Tag: over fitting

Posted on

17. Learning: Boosting

“Wisdom of a weighted crowd of experts”

Classifiers

Classifiers are tests that produce binary choices about samples. They are considered strong classifiers if their error rate is close to 0,  weak classifiers if their error rate is close to 0.5.

By using multiple classifiers with different weights, data samples can be sorted or grouped according to different characteristics.

Decision tree stumps

Aside from classifiers, a decision tree can be used to sort positive and negative samples in a 2-dimension space. By adding weights to different tests, some samples can be emphasized over the others. The total sum of weights must always be constrained to 1 to ensure a proper distribution of samples.

Dividing the space

By minimizing the error rate of the tests from the weights, the algorithm can cut the space to sort positive and negative examples.

No over fitting

Boosting algorithms seems not to be over fitting, as the decision tree stumps tends to be very tightly close to outlying samples, only excluding them from the space.

Posted on

16. Learning: Support Vector Machines

Decision boundaries

Separating positive and negative example with a straight line that is as far as possible from both positive and negative examples, a median that maximizes the space between positive and negative examples.

Constraints are applied to build a support vector (u) and define a constant b that allow to sort positive examples from negative ones. The width of a “street” between the positive and negative values is maximized.

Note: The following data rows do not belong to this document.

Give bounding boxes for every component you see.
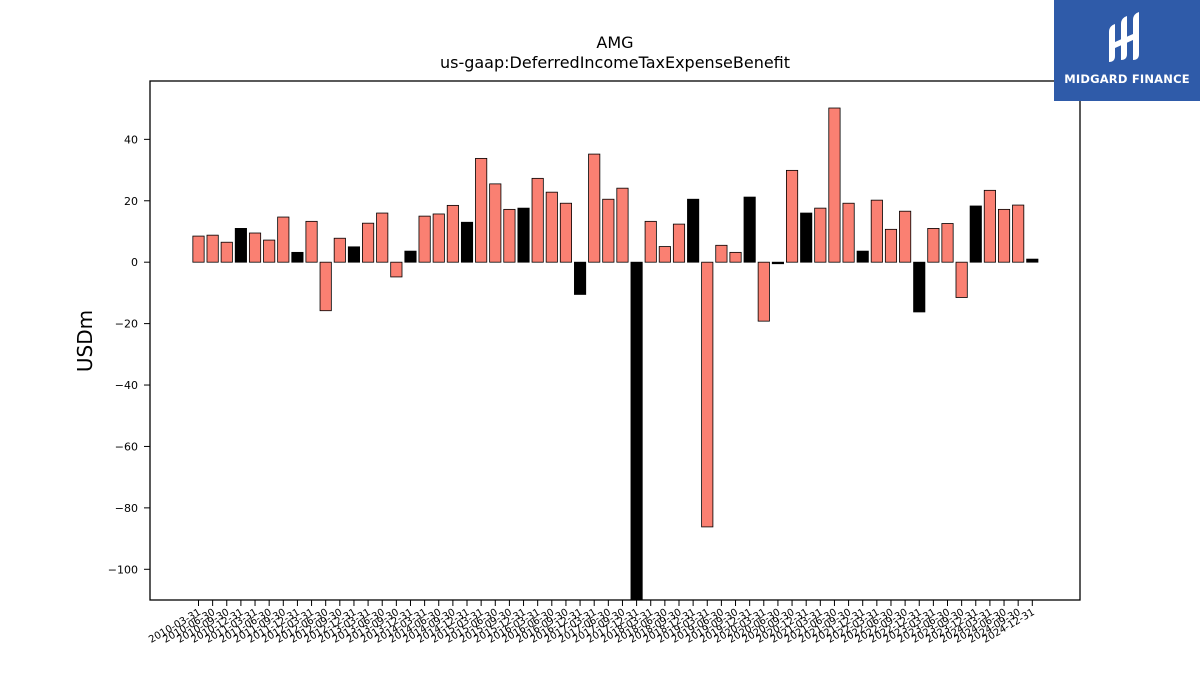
y-axis-ticks: 40 20 0 −20 −40 −60 −80 −100 [108, 133, 150, 576]
bar-2016-03-31 [531, 177, 544, 263]
bar-2024-09-30 [1012, 204, 1025, 263]
y-axis-label: USDm [73, 310, 97, 372]
bar-2017-09-30 [616, 187, 629, 263]
bar-2021-09-30 [842, 202, 855, 263]
bar-2020-03-31 [757, 261, 770, 322]
midgard-finance-logo: MIDGARD FINANCE [1054, 0, 1200, 101]
bar-2024-06-30 [997, 208, 1011, 263]
bar-2023-06-30 [941, 223, 954, 263]
bar-2023-12-31 [969, 205, 982, 263]
bars-group [192, 107, 1039, 601]
bar-2018-03-31 [644, 220, 657, 263]
y-tick-label: 20 [124, 195, 138, 208]
bar-2013-09-30 [390, 261, 403, 278]
bar-2014-09-30 [446, 204, 459, 263]
bar-2024-03-31 [983, 189, 996, 263]
bar-2015-06-30 [489, 183, 502, 263]
bar-2019-06-30 [715, 244, 728, 263]
bar-2010-03-31 [192, 235, 205, 263]
logo-text: MIDGARD FINANCE [1064, 72, 1190, 86]
bar-2017-12-31 [630, 261, 643, 601]
bar-2022-06-30 [884, 228, 898, 263]
bar-2022-03-31 [870, 199, 883, 263]
bar-2012-06-30 [319, 261, 332, 312]
y-tick-label: −80 [115, 502, 138, 515]
bar-2019-12-31 [743, 196, 756, 263]
bar-2015-09-30 [503, 208, 516, 263]
bar-2014-06-30 [432, 213, 445, 263]
bar-2023-09-30 [955, 261, 968, 298]
bar-2012-09-30 [333, 237, 346, 263]
bar-2021-03-31 [814, 207, 827, 263]
chart-title: AMG [596, 33, 633, 52]
x-axis-ticks: 2010-03-312010-06-302010-09-302010-12-31… [147, 600, 1037, 646]
bar-2017-06-30 [602, 198, 615, 263]
bar-2013-03-31 [362, 222, 375, 263]
bar-2021-12-31 [856, 250, 869, 263]
y-tick-label: −100 [108, 563, 138, 576]
bar-2013-06-30 [376, 212, 389, 263]
y-tick-label: −40 [115, 379, 138, 392]
bar-2016-09-30 [559, 202, 572, 263]
bar-2010-09-30 [220, 241, 233, 263]
bar-2020-12-31 [800, 212, 813, 263]
bar-2019-03-31 [701, 261, 714, 528]
bar-2019-09-30 [729, 251, 742, 263]
bar-2020-06-30 [771, 261, 784, 265]
bar-2022-12-31 [913, 261, 926, 313]
chart-subtitle: us-gaap:DeferredIncomeTaxExpenseBenefit [440, 53, 790, 72]
bar-2010-12-31 [234, 228, 247, 263]
bar-2015-12-31 [517, 207, 530, 263]
y-tick-label: −20 [115, 318, 138, 331]
bar-2015-03-31 [475, 157, 488, 263]
bar-2014-12-31 [460, 221, 474, 263]
bar-2023-03-31 [927, 228, 940, 263]
bar-2011-03-31 [248, 232, 262, 263]
bar-2011-09-30 [277, 216, 290, 263]
bar-2011-12-31 [291, 251, 304, 263]
bar-2012-03-31 [305, 220, 318, 263]
bar-2013-12-31 [404, 250, 417, 263]
bar-2021-06-30 [828, 107, 841, 263]
midgard-logo-icon [1109, 12, 1139, 62]
bar-2014-03-31 [418, 215, 431, 263]
bar-2018-06-30 [658, 246, 671, 263]
bar-2018-09-30 [672, 223, 686, 263]
bar-2012-12-31 [347, 246, 361, 263]
bar-2017-03-31 [588, 153, 601, 263]
y-tick-label: 0 [131, 256, 138, 269]
bar-2010-06-30 [206, 234, 219, 263]
plot-area-frame [149, 80, 1081, 601]
bar-2016-12-31 [574, 261, 587, 295]
y-tick-label: −60 [115, 440, 138, 453]
bar-2018-12-31 [687, 198, 700, 263]
bar-2016-06-30 [545, 191, 558, 263]
bar-2022-09-30 [899, 210, 912, 263]
bar-2020-09-30 [785, 169, 799, 263]
bar-2011-06-30 [263, 239, 276, 263]
y-tick-label: 40 [124, 133, 138, 146]
bar-2024-12-31 [1026, 258, 1039, 263]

Going through the algebra, the resulting equation show that the optimization depends only on the dot product of pair of samples.

The decision rule that defines if a sample is positive or negative only depends on the dot product of the sample vector and the unknown vector.

No local maximum

Such support vector algorithm can be proven to be evolving in a convex space, meaning that it will never be blocked at a local maximum.

Non linearity

The algorithm cannot find a median between data which cannot be linearly separable. A transformation can however be applied to the space to reorganize the samples so that they can be linearly separable. Certain transformations can however create an over fitting model that becomes useless by only sorting the example data.